Written by Recensioni

La Tosse Grassa è un culto più che una one man band demenziale, cattivo e ironico come mai nessuno in terra italica; irriverente e totalmente contro tutto quello che i puristi del Rock possono considerare musica. Un culto ormai attivo dal 2011 e con quattro dischi alle spalle (Tg4 compreso) del tipo che riesce a rapire tanto quanto a disgustare, spaccando inevitabilmente gli ascoltatori tra adepti e nemici. Se non avete mai origliato null’altro di quest’omaccione marchigiano preparatevi al peggio perché la prima volta che lo farete, le vostre reazioni saranno un misto tra “che merda è questa?”, “stiamo scherzando?” e altre dichiarazioni di questo stampo. Poi potranno accadere due cose. Non vi azzarderete mai più a pigiare il tasto play oppure proverete un’imbarazzante voglia di dare ascolto ancora e poi ancora e poi ancora i brani di uno dei Tg (i suoi album).  La cosa più strana è che non riuscirete a capire il perché di questa voglia e avrete paura di quello che siete, un po’ come quando nella testa ci passano pensieri talmente cattivi, sadici e meschini da farci vergognare di noi stessi.  Dal vivo La Tosse Grassa è esperienza delirante e divertente grazie anche allo pseudo corpo di ballo Radical Macabre Tanzkommando ma per ora, in attesa della nuova stagione live, dobbiamo accontentarci di questo nuovo lavoro in studio, che poi dire “in studio” è piuttosto un’esagerazione, visto il livello Lo Fi della registrazione. Chiarito ai miscredenti quale sia la follia dietro al culto, resta da capire di che diavolo di roba si stia parlando. Autodefinitosi un incrocio tra GG Allin, Madonna ed Elvis Presley in realtà il nostro non fa altro che miscelare brani preesistenti a formare delle basi spesso di stampo danzereccio, sulle quali piazza delle liriche aggressive, sarcastiche, che affrontano temi di stampo sociale e umanistico, oppure semplicemente raccontano storie folli, senza mai eccedere con l’ostentazione biografica. A differenza degli episodi precedenti, sono meno i brani sessualmente o blasfemicamente rilevanti (“Voglio la Pensione”) e più quelli intimi.
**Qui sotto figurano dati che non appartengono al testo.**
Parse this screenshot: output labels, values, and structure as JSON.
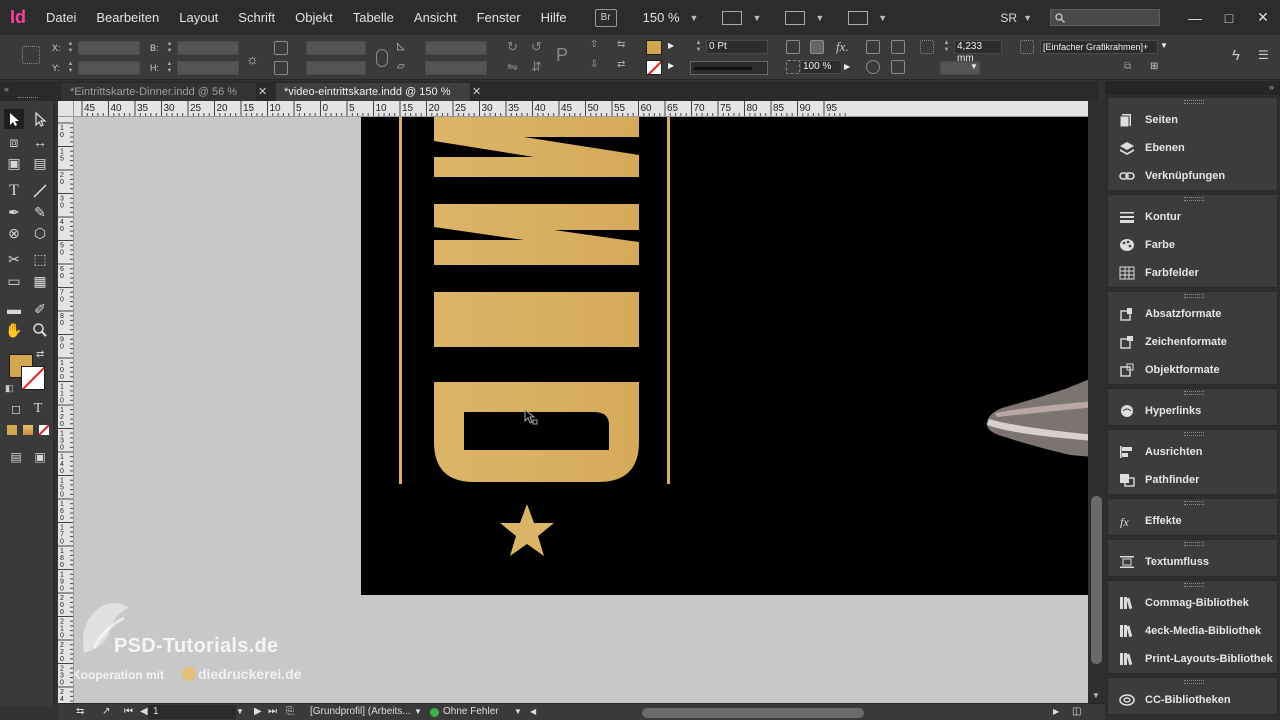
{
  "app": {
    "logo": "Id"
  },
  "menu": {
    "items": [
      "Datei",
      "Bearbeiten",
      "Layout",
      "Schrift",
      "Objekt",
      "Tabelle",
      "Ansicht",
      "Fenster",
      "Hilfe"
    ],
    "bridge": "Br",
    "zoom": "150 %",
    "user": "SR",
    "search_placeholder": "",
    "win_minimize": "—",
    "win_maximize": "□",
    "win_close": "✕"
  },
  "control": {
    "x_label": "X:",
    "y_label": "Y:",
    "w_label": "B:",
    "h_label": "H:",
    "stroke_weight": "0 Pt",
    "opacity": "100 %",
    "offset": "4,233 mm",
    "frame_style": "[Einfacher Grafikrahmen]+"
  },
  "tabs": [
    {
      "label": "*Eintrittskarte-Dinner.indd @ 56 %",
      "active": false
    },
    {
      "label": "*video-eintrittskarte.indd @ 150 %",
      "active": true
    }
  ],
  "ruler": {
    "h_labels": [
      "45",
      "40",
      "35",
      "30",
      "25",
      "20",
      "15",
      "10",
      "5",
      "0",
      "5",
      "10",
      "15",
      "20",
      "25",
      "30",
      "35",
      "40",
      "45",
      "50",
      "55",
      "60",
      "65",
      "70",
      "75",
      "80",
      "85",
      "90",
      "95"
    ],
    "v_labels": [
      "10",
      "15",
      "20",
      "30",
      "40",
      "50",
      "60",
      "70",
      "80",
      "90",
      "100",
      "110",
      "120",
      "130",
      "140",
      "150",
      "160",
      "170",
      "180",
      "190",
      "200",
      "210",
      "220",
      "230",
      "240",
      "250"
    ]
  },
  "canvas": {
    "watermark_title": "PSD-Tutorials.de",
    "watermark_sub": "in Kooperation mit",
    "watermark_brand": "diedruckerei.de",
    "gold": "#d9b062",
    "page_color": "#000000",
    "pasteboard_color": "#c8c8c8"
  },
  "status": {
    "page": "1",
    "profile": "[Grundprofil] (Arbeits...",
    "errors": "Ohne Fehler"
  },
  "panels": {
    "groups": [
      [
        {
          "label": "Seiten",
          "icon": "pages-icon"
        },
        {
          "label": "Ebenen",
          "icon": "layers-icon"
        },
        {
          "label": "Verknüpfungen",
          "icon": "links-icon"
        }
      ],
      [
        {
          "label": "Kontur",
          "icon": "stroke-icon"
        },
        {
          "label": "Farbe",
          "icon": "color-icon"
        },
        {
          "label": "Farbfelder",
          "icon": "swatches-icon"
        }
      ],
      [
        {
          "label": "Absatzformate",
          "icon": "paragraph-styles-icon"
        },
        {
          "label": "Zeichenformate",
          "icon": "character-styles-icon"
        },
        {
          "label": "Objektformate",
          "icon": "object-styles-icon"
        }
      ],
      [
        {
          "label": "Hyperlinks",
          "icon": "hyperlinks-icon"
        }
      ],
      [
        {
          "label": "Ausrichten",
          "icon": "align-icon"
        },
        {
          "label": "Pathfinder",
          "icon": "pathfinder-icon"
        }
      ],
      [
        {
          "label": "Effekte",
          "icon": "effects-icon"
        }
      ],
      [
        {
          "label": "Textumfluss",
          "icon": "text-wrap-icon"
        }
      ],
      [
        {
          "label": "Commag-Bibliothek",
          "icon": "library-icon"
        },
        {
          "label": "4eck-Media-Bibliothek",
          "icon": "library-icon"
        },
        {
          "label": "Print-Layouts-Bibliothek",
          "icon": "library-icon"
        }
      ],
      [
        {
          "label": "CC-Bibliotheken",
          "icon": "cc-libraries-icon"
        }
      ]
    ]
  }
}
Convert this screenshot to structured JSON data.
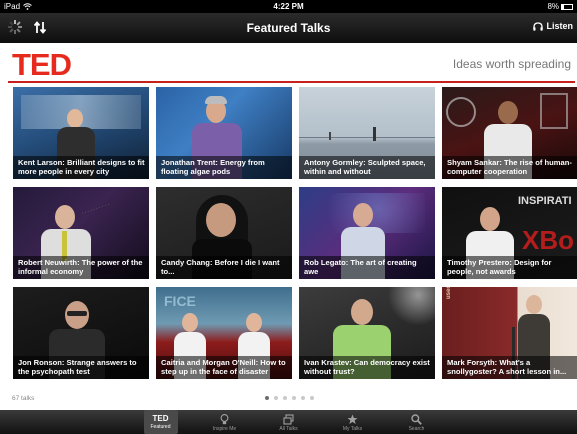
{
  "status_bar": {
    "device": "iPad",
    "time": "4:22 PM",
    "battery": "8%"
  },
  "nav": {
    "title": "Featured Talks",
    "listen_label": "Listen",
    "left_icons": [
      "loading-spinner-icon",
      "sort-arrows-icon"
    ],
    "right_icon": "headphones-icon"
  },
  "header": {
    "logo": "TED",
    "tagline": "Ideas worth spreading"
  },
  "talks": [
    {
      "caption": "Kent Larson: Brilliant designs to fit more people in every city"
    },
    {
      "caption": "Jonathan Trent: Energy from floating algae pods"
    },
    {
      "caption": "Antony Gormley: Sculpted space, within and without"
    },
    {
      "caption": "Shyam Sankar: The rise of human-computer cooperation"
    },
    {
      "caption": "Robert Neuwirth: The power of the informal economy"
    },
    {
      "caption": "Candy Chang: Before I die I want to..."
    },
    {
      "caption": "Rob Legato: The art of creating awe"
    },
    {
      "caption": "Timothy Prestero: Design for people, not awards"
    },
    {
      "caption": "Jon Ronson: Strange answers to the psychopath test"
    },
    {
      "caption": "Caitria and Morgan O'Neill: How to step up in the face of disaster"
    },
    {
      "caption": "Ivan Krastev: Can democracy exist without trust?"
    },
    {
      "caption": "Mark Forsyth: What's a snollygoster? A short lesson in..."
    }
  ],
  "footer": {
    "count": "67 talks",
    "pages": 6,
    "current_page": 1
  },
  "tab_bar": {
    "tabs": [
      {
        "icon": "ted-logo-icon",
        "label": "Featured",
        "selected": true
      },
      {
        "icon": "lightbulb-icon",
        "label": "Inspire Me",
        "selected": false
      },
      {
        "icon": "stack-icon",
        "label": "All Talks",
        "selected": false
      },
      {
        "icon": "star-icon",
        "label": "My Talks",
        "selected": false
      },
      {
        "icon": "search-icon",
        "label": "Search",
        "selected": false
      }
    ]
  },
  "colors": {
    "ted_red": "#e62b1e",
    "nav_bg": "#1a1a1a"
  }
}
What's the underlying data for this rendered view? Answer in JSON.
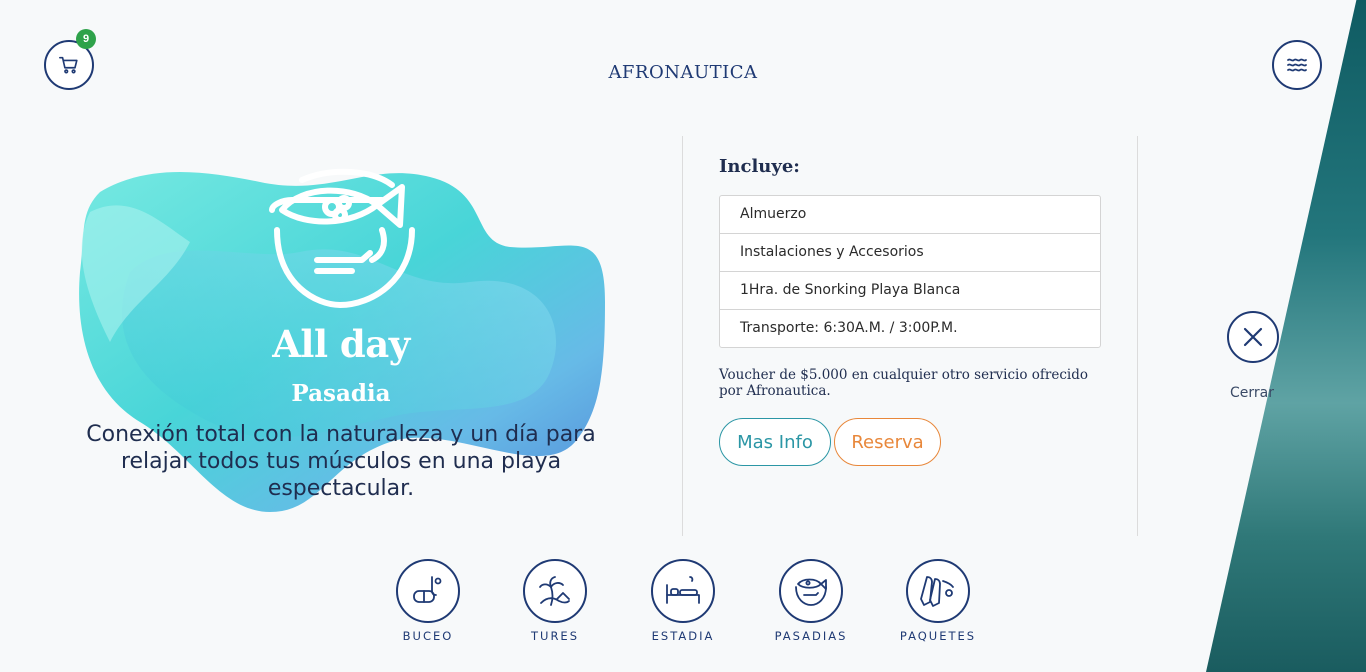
{
  "header": {
    "cart_count": "9",
    "logo_text": "AFRONAUTICA"
  },
  "hero": {
    "title": "All day",
    "subtitle": "Pasadia",
    "description": "Conexión total con la naturaleza y un día para relajar todos tus músculos en una playa espectacular."
  },
  "includes": {
    "title": "Incluye:",
    "items": [
      "Almuerzo",
      "Instalaciones y Accesorios",
      "1Hra. de Snorking Playa Blanca",
      "Transporte: 6:30A.M. / 3:00P.M."
    ],
    "voucher": "Voucher de $5.000 en cualquier otro servicio ofrecido por Afronautica.",
    "more_info_label": "Mas Info",
    "reserve_label": "Reserva"
  },
  "close": {
    "label": "Cerrar"
  },
  "bottom_nav": [
    {
      "label": "BUCEO",
      "icon": "snorkel-mask-icon"
    },
    {
      "label": "TURES",
      "icon": "palm-beach-icon"
    },
    {
      "label": "ESTADIA",
      "icon": "bed-icon"
    },
    {
      "label": "PASADIAS",
      "icon": "fish-bowl-icon"
    },
    {
      "label": "PAQUETES",
      "icon": "flippers-icon"
    }
  ],
  "colors": {
    "navy": "#1f3a74",
    "teal_accent": "#2b96a5",
    "orange_accent": "#e8873a",
    "badge_green": "#2ea24a"
  }
}
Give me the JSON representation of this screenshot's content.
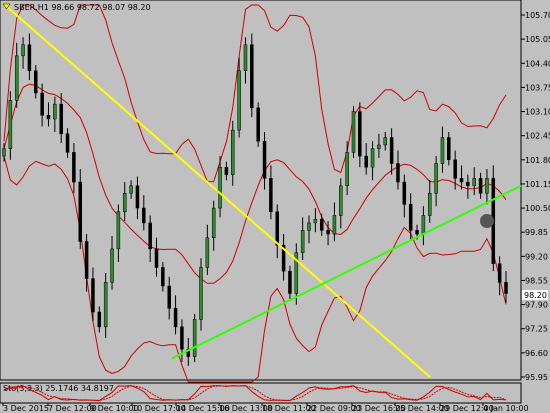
{
  "header": {
    "symbol": "SBER,H1",
    "ohlc": "98.66 98.72 98.07 98.20",
    "title": "SBER,H1  98.66 98.72 98.07 98.20"
  },
  "price_axis": {
    "labels": [
      "105.70",
      "105.05",
      "104.40",
      "103.75",
      "103.10",
      "102.45",
      "101.80",
      "101.15",
      "100.50",
      "99.85",
      "99.20",
      "98.55",
      "97.90",
      "97.25",
      "96.60",
      "95.95"
    ],
    "current_price": "98.20"
  },
  "indicator": {
    "label": "Sto(3,3,3) 25.1746 34.8197"
  },
  "time_axis": {
    "labels": [
      "3 Dec 2015",
      "7 Dec 12:00",
      "9 Dec 10:00",
      "10 Dec 17:00",
      "14 Dec 15:00",
      "16 Dec 13:00",
      "18 Dec 11:00",
      "22 Dec 09:00",
      "23 Dec 16:00",
      "25 Dec 14:00",
      "29 Dec 12:00",
      "4 Jan 10:00"
    ]
  },
  "colors": {
    "background": "#c0c0c0",
    "candle_body": "#2e8b2e",
    "candle_wick": "#000000",
    "bands": "#cc0000",
    "yellow_trendline": "#ffff00",
    "green_trendline": "#33ff00"
  },
  "chart_data": {
    "type": "candlestick",
    "instrument": "SBER,H1",
    "ylim": [
      95.95,
      105.9
    ],
    "timeframe": "H1",
    "trendlines": [
      {
        "color": "yellow",
        "from": {
          "x_label": "3 Dec 2015",
          "price": 105.9
        },
        "to": {
          "x_label": "25 Dec 14:00",
          "price": 95.95
        }
      },
      {
        "color": "green",
        "from": {
          "x_label": "14 Dec 15:00",
          "price": 96.45
        },
        "to": {
          "x_label": "4 Jan 10:00",
          "price": 101.1
        }
      }
    ],
    "closes": [
      102.1,
      103.4,
      104.6,
      104.9,
      104.2,
      103.6,
      103.0,
      102.9,
      103.3,
      102.5,
      102.0,
      101.2,
      99.6,
      98.6,
      97.7,
      97.3,
      98.5,
      99.4,
      100.4,
      100.9,
      101.1,
      100.5,
      100.1,
      99.4,
      98.9,
      98.4,
      97.8,
      97.3,
      96.7,
      96.5,
      97.5,
      98.9,
      99.7,
      100.5,
      101.6,
      101.4,
      102.6,
      104.2,
      104.9,
      103.2,
      102.3,
      101.3,
      100.4,
      99.5,
      98.8,
      98.2,
      99.3,
      99.9,
      100.1,
      100.2,
      99.9,
      99.8,
      100.3,
      101.1,
      102.0,
      103.1,
      101.9,
      101.6,
      102.1,
      102.2,
      102.4,
      101.7,
      101.2,
      100.6,
      99.9,
      99.8,
      100.3,
      100.9,
      101.7,
      102.4,
      101.8,
      101.3,
      101.2,
      101.1,
      101.3,
      100.9,
      101.3,
      99.0,
      98.5,
      98.2
    ]
  }
}
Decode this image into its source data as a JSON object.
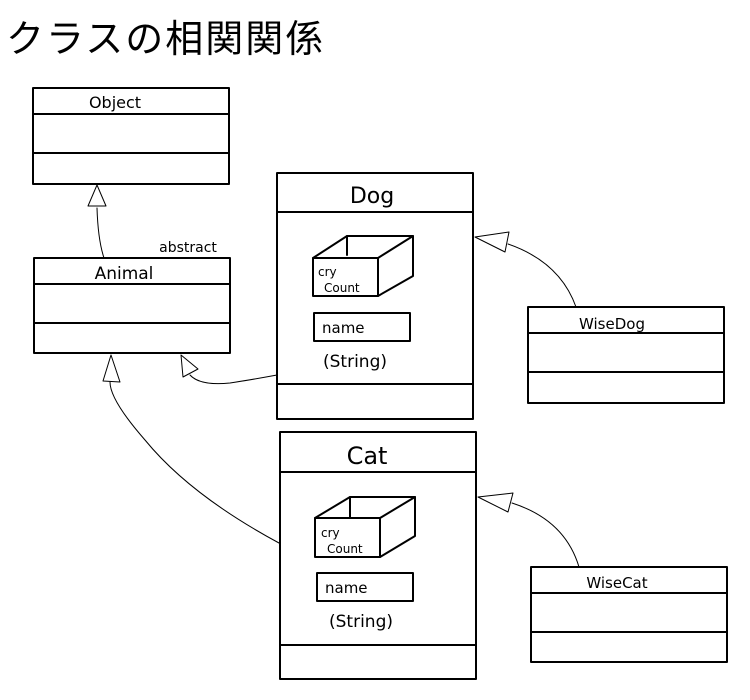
{
  "title": "クラスの相関関係",
  "classes": {
    "object": {
      "name": "Object",
      "stereotype": ""
    },
    "animal": {
      "name": "Animal",
      "stereotype": "abstract"
    },
    "dog": {
      "name": "Dog",
      "fields": [
        {
          "label_line1": "cry",
          "label_line2": "Count",
          "kind": "box"
        },
        {
          "label": "name",
          "type": "(String)",
          "kind": "field"
        }
      ]
    },
    "cat": {
      "name": "Cat",
      "fields": [
        {
          "label_line1": "cry",
          "label_line2": "Count",
          "kind": "box"
        },
        {
          "label": "name",
          "type": "(String)",
          "kind": "field"
        }
      ]
    },
    "wisedog": {
      "name": "WiseDog"
    },
    "wisecat": {
      "name": "WiseCat"
    }
  },
  "relations": [
    {
      "from": "Animal",
      "to": "Object",
      "type": "inheritance"
    },
    {
      "from": "Dog",
      "to": "Animal",
      "type": "inheritance"
    },
    {
      "from": "Cat",
      "to": "Animal",
      "type": "inheritance"
    },
    {
      "from": "WiseDog",
      "to": "Dog",
      "type": "inheritance"
    },
    {
      "from": "WiseCat",
      "to": "Cat",
      "type": "inheritance"
    }
  ],
  "colors": {
    "ink": "#000000",
    "background": "#ffffff"
  }
}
In realtà non ci sono episodi esasperatamente eccessivi come potevano essere “Lo Vuoi nel Culo”, “Gay Porn”, “Ho Male a te” (ho male al cazzo, ho male al cazzo, ho male a te), “Robuste Dosi di Cazzo” in TG1, “Ti Apro il Culto” (più per l’uso dell’inno italiano che per le bestemmie) in TG2, “Marchigian Routine 2” (se vi danno fastidio le bestemmie, questo pezzo sarà il vostro demonio) in TG3. Satira politica estrema dunque (“Tentacoli”, “Lutto Nazionale”) e attacchi pesanti al sistema comunicativo (“Sono Io il Suffragio Universale”, “Adam Kadmon”) ma anche storie divertenti (“Me La Dai la D.I.”) o aggressioni verbali ai nuovi loser come i malati di gioco d’azzardo da bar (“Just Cavalle”) e la stupidità in genere (“Mentalità” che canta forza Juve, viva il duce, Vasco Vasco alé alé), o racconti pesanti di squilibri mentali (“NSFW”) e deliri cimiteriali (“Never Forget Cimitero”, “Afoto Patomba”). Rispetto ai Tg precedenti sono meno anche i brani veramente memorabili, a modo loro, ma in tracklist c’è forse la più bella cosa mai scritta dal genio (passatemelo, dai) di Recanati (forse al pari di “Sei Qui Solo per le Telecamere” che puntava su ritmi ballabili e potenti). “C’ho una Persona Dentro” è un pezzo introspettivo, l’unico realmente in prima persona, sia a livello musicale sia testuale in cui La Tosse Grassa (usando per la base Massimo Ranieri – “Perdere L’Amore”, Arcade Fire – “Rebellion (Lies)”, Kirlian Camera – “Ascension” e Riz Ortolani – “Cannibal Holocaust”) racconta di come, nel profondo del suo animo, viva uno spirito capace di metterlo in una condizione di accettazione anche nei confronti di tutto ciò di più fastidioso e ingiusto ci circondi nella vita di tutti i giorni (c’ho una persona dentro che mi fa stare allegro /quando vado a fa spesa e mi chiama capo un negro /c’ho una persona dentro che non dice “capo un cazzo” /ma sorride al ragazzo).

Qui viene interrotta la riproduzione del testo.